01 July 2009

Cons do unto DFAIT what they did unto SWC

Recall when the Harper Conservatives began changing the language - and thus mandate and eligibility criteria for grants - used for Status of Women Canada? These changes were seen on its website and other materials, and heard in any references the Cons made to the department. Words like 'equality' were erased.

Well they've not been idle when it comes to the Department of Foreign Affairs and International Trade either.

DFAIT insiders tell Embassy that since the Conservative government took power in 2006, political staffers have directed rank and file Foreign Affairs bureaucrats to stop using policy language created by the former Liberal government.

"There are phrases you are not supposed to use," said one Canadian diplomat, on condition of anonymity. "Anything that smacks of the previous government is totally verboten.
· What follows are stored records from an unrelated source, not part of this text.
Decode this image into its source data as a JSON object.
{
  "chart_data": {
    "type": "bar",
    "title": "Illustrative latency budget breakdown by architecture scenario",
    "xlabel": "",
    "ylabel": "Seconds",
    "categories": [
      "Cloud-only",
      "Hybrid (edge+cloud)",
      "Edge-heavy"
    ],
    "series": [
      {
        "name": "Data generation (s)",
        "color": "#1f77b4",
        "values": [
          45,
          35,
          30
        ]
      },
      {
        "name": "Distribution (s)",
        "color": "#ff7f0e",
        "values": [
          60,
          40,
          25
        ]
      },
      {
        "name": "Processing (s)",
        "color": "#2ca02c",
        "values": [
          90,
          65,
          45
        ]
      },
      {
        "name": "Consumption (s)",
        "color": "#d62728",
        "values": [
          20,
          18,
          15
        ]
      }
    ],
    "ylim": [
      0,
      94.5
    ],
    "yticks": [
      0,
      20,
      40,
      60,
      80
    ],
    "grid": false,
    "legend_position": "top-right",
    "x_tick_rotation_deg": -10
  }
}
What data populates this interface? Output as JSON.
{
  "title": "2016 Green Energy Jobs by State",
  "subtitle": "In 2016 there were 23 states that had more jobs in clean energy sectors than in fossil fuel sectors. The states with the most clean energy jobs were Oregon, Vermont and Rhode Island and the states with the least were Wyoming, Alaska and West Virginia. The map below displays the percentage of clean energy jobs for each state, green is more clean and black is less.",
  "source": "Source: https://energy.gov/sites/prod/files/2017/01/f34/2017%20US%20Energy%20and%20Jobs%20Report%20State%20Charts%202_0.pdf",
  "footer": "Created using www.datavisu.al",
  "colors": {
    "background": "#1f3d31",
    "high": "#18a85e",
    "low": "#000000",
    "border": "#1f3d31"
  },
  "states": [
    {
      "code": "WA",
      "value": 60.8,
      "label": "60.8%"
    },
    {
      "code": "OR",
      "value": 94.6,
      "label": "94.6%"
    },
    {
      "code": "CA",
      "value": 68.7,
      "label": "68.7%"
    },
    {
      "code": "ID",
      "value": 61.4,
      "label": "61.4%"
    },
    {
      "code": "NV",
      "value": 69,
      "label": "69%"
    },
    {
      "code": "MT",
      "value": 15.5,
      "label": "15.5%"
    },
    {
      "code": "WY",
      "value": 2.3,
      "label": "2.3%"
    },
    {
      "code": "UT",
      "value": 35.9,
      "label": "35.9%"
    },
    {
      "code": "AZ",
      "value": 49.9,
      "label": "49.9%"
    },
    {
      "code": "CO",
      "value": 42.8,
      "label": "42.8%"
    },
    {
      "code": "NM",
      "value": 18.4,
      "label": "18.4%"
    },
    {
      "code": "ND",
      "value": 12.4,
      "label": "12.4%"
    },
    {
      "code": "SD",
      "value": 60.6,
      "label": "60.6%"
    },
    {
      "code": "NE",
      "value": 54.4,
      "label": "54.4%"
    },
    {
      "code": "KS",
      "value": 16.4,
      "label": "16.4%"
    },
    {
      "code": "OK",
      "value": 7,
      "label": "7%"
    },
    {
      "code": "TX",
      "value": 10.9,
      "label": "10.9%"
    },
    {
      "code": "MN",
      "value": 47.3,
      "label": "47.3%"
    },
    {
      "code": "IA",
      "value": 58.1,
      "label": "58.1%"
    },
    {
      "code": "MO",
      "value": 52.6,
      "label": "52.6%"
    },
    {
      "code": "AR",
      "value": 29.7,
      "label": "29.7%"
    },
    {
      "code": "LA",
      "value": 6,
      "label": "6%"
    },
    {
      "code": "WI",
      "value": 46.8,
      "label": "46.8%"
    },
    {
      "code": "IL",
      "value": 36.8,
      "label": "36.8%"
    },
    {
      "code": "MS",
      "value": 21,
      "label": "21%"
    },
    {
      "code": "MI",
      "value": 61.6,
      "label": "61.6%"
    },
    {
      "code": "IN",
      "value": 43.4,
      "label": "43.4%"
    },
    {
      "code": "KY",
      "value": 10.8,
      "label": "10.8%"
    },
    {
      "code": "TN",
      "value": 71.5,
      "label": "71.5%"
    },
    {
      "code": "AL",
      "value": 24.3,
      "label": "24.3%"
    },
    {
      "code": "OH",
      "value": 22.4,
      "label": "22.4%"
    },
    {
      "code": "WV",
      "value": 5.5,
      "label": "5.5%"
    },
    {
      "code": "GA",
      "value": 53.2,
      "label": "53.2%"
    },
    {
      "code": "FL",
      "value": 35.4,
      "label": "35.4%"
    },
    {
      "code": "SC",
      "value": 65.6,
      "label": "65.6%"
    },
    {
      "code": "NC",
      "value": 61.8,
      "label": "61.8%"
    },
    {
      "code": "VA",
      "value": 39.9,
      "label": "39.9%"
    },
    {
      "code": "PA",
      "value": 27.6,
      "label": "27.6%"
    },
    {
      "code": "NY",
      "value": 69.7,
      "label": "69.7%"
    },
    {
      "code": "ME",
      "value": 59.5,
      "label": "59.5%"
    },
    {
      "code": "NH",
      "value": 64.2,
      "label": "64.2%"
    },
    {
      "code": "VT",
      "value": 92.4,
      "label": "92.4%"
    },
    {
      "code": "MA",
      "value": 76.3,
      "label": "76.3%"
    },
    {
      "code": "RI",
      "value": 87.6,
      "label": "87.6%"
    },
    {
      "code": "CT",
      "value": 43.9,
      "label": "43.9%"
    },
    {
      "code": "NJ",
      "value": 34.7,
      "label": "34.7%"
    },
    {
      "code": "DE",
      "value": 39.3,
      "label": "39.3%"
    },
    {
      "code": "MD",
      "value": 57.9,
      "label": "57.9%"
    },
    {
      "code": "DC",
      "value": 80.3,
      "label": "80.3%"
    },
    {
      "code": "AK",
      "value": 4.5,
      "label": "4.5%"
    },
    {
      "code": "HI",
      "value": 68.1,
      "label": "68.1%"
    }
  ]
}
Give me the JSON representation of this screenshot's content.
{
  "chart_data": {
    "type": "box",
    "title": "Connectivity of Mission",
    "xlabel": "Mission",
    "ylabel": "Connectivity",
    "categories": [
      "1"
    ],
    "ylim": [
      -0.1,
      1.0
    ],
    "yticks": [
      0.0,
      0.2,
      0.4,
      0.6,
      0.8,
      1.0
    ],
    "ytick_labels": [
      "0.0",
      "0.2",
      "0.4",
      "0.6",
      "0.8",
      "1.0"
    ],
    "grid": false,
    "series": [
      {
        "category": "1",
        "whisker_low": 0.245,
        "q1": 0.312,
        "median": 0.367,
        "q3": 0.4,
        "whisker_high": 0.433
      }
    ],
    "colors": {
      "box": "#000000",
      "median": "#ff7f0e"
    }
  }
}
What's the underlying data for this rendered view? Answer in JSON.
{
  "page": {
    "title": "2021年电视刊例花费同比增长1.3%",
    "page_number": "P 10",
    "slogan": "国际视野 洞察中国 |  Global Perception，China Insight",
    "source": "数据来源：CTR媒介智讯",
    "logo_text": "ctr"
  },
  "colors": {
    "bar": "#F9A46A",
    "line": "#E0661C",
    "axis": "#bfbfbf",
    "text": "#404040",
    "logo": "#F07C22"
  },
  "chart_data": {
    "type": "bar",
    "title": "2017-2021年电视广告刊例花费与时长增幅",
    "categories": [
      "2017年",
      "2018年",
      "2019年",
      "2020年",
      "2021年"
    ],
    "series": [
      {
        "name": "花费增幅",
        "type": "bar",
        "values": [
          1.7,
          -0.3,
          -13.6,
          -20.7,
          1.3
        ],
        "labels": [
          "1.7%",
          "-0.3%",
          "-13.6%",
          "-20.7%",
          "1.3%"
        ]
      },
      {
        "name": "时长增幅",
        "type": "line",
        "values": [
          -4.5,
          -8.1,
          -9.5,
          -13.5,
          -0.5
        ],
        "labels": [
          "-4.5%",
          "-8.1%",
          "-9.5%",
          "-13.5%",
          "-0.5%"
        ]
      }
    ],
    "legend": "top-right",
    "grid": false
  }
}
"There is this tendency, almost like a knee-jerk reaction, to discount or ignore or change whatever it is the Liberals did and let's put a new Conservative face on it," he added. "There's a whole range of words and expressions that are being depopulated out of the documents, and are replaced with ones that are more to the [Conservatives'] liking."

Chief among the forbidden phrases, multiple DFAIT insiders have told Embassy, are "human security," "public diplomacy" and "good governance." Preferred key words include "human rights," the "rule of law," and "democracy" or "democratic development."


When you change a language, you change a culture.

The Cons are transforming Canada one word at a time.